Washington could soon have a battery stewardship program

Battery manufacturers operating in the state will be responsible for making the recycling process easier and cheaper for consumers.

a gloved hand holds batteries over a pile of many batteries

Environmental field site specialist Diana Doyle looks for lithium-ion batteries among a pile of alkaline batteries that had been dropped off at the North Seattle Hazardous Waste site on Monday, Sept. 19, 2022. (Amanda Snyder/Crosscut) 

The Washington Legislature is sending a new battery stewardship law to Gov. Jay Inslee this week that will require battery manufacturers to take more responsibility for their environmental impact. 

Demand for and use of electric battery power is increasing with climate change and reliance on technology. Batteries are made of increasingly rare metals that generate pollution when we mine them. But they also create environmental and safety hazards, such as groundwater pollution and chemical fires, when disposed of incorrectly. 

That reality is fostering tension in Washington, where recycling batteries is a complicated and often inconvenient process that puts the onus on consumers and local governments. With battery demand showing no signs of slowing, residents and their government representatives want to shift the cost of reducing environmental impact across the battery lifecycle onto the people who make batteries. It has been about a decade since legislators first attempted to pass a battery stewardship bill, but now SB 5144 is awaiting Inslee’s signature. 

“We are thrilled that this bill has passed the Legislature. We're anticipating the governor will sign it and we do believe it is best-in-class,” says Zero Waste Washington’s Heather Trim, who says work toward battery stewardship really ramped up about four years ago. “We couldn't really wait that much longer [for it].”

The bill does many things. It creates targets for battery recycling efficiency, bans point-of-sale fees on battery-containing products, bans sending batteries to landfills and requires more accessible permanent disposal sites where rural and urban residents can drop off batteries. 

“This bill will prevent fires, prevent the release of toxic chemicals into the landfill, and will establish a recycling program to capture a valuable resource that can be reused. Washingtonians will have consistent, easy access to recycling options leading to proper battery recycling that protects people and the environment,” says Ashley Evans, policy advisor for the Hazardous Waste Management Program in King County, which has been advocating for the statewide program.

Washington joins a small but growing contingent of states and municipalities requiring battery manufacturers to better steward their products, to different degrees. Vermont passed a law covering the stewardship of single-use batteries, while Washington, D.C., and California have laws covering both single-use and rechargeable batteries. New York has separate laws covering single-use and rechargeable batteries. 

Centrally, the bill requires manufacturers, and sometimes companies selling battery-containing products like remote controls, to make recycling commitments if they want to sell batteries in Washington. A business would sign on to a state stewardship plan and work with a manufacturer-funded battery stewardship organization that creates and manages the infrastructure to collect and recycle batteries.

“By requiring producers to be responsible, we will encourage them to design longer-lasting batteries and move us one step closer to a circular economy,” said bill sponsor Sen. Derek Stanford, D-Bothell, in a March 7 press release

Many manufacturers operating in Washington have already voluntarily joined the stewardship organization Call2Recycle, which has more than 800 voluntary, free collection sites in the state operated out of businesses like Home Depot and Staples. Call2Recycle collected and recycled almost 1.18 million pounds total of single-use and rechargeable batteries in Washington from roughly 2018 through 2022. 
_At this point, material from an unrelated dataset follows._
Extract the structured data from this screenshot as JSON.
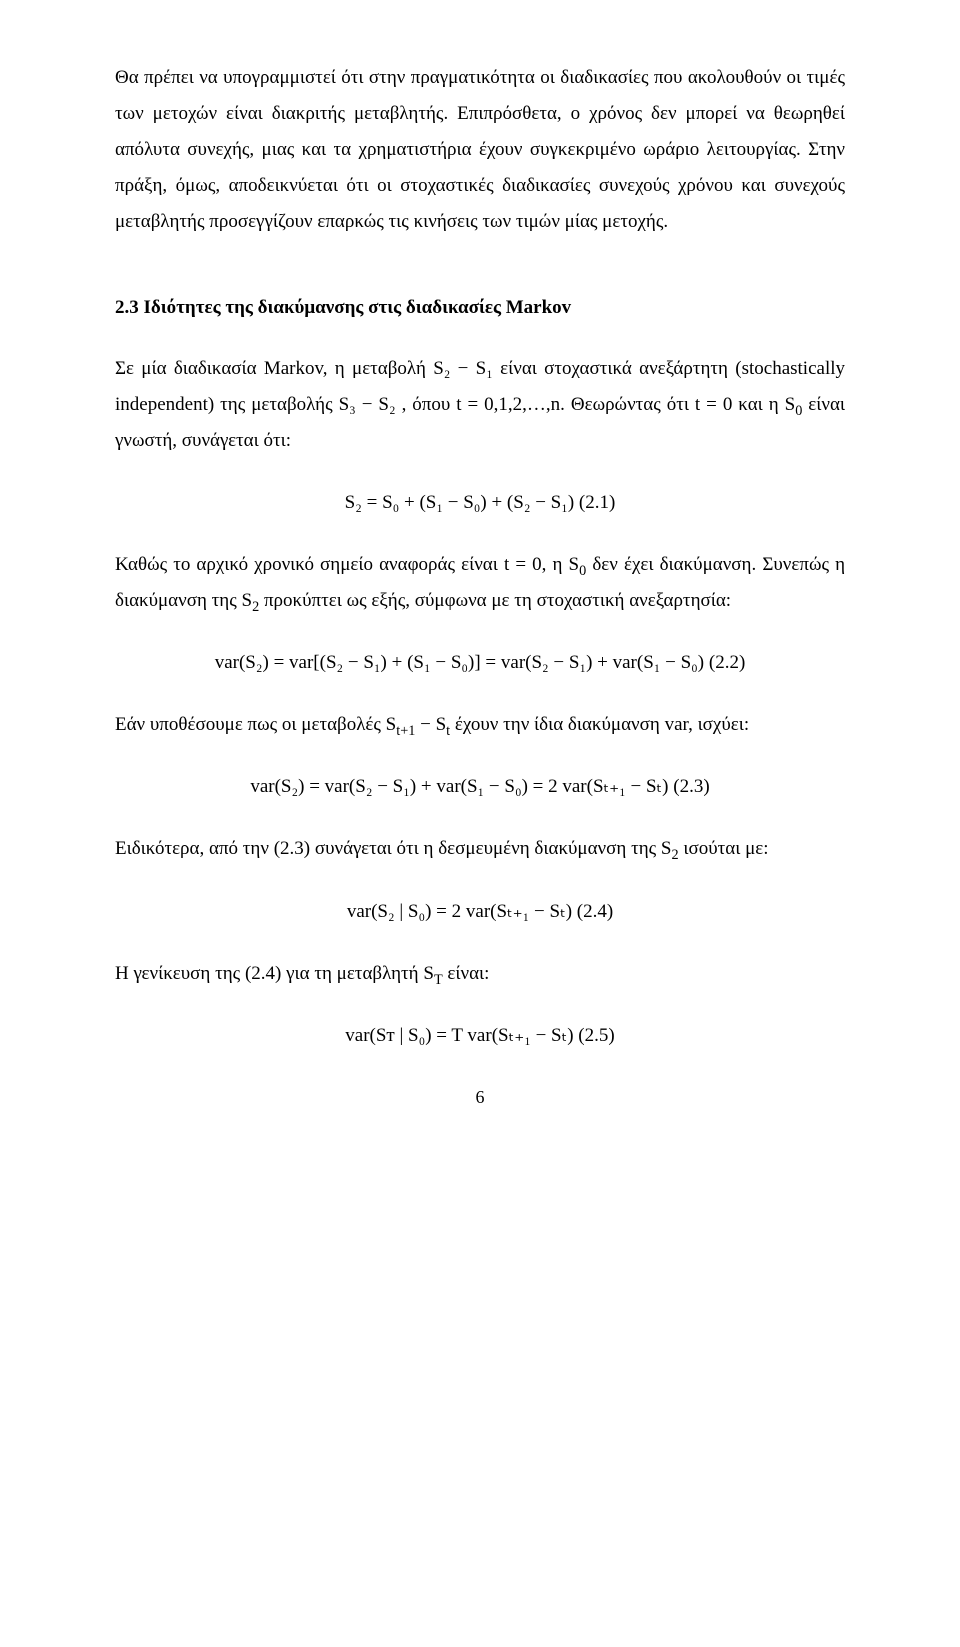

The bill also asks battery stewardship organizations such as Call2Recycle to submit plans outlining how they would do their work. CEO Leo Raudys confirmed to Crosscut that the organization intends to submit a plan. 

Batteries need to be disposed of differently based on their chemistry, and this can be a headache for the average consumer to figure out when so many rechargeable and single-use batteries look similar. But Washington’s new law will standardize battery collection: Consumers will be able to dispose of all portable batteries in the same way, leaving a manufacturer-funded stewardship organization to do the sorting.

It has been legal but discouraged in King County for people to toss alkaline batteries into the garbage. 

The law also directs the Department of Ecology to figure out a preliminary policy for recycling electric vehicle batteries by the end of November.

While Trim is excited about the law, she hopes to see a dedicated electric vehicle recycling bill in 2023. “If we’re going to go to EV battery cars only in Washington, we need to be sure we have the batteries to go with that,” she says. 

Four other statewide stewardship programs recycle hazardous products in Washington. The Department of Ecology oversees stewardship of e-waste (broken and worn electronics like TVs and DVD players), paint and mercury lights. A solar panel program will likely launch in mid-2025. 

The stewardship program is slated to begin January 1, 2027, with full implementation by 2030.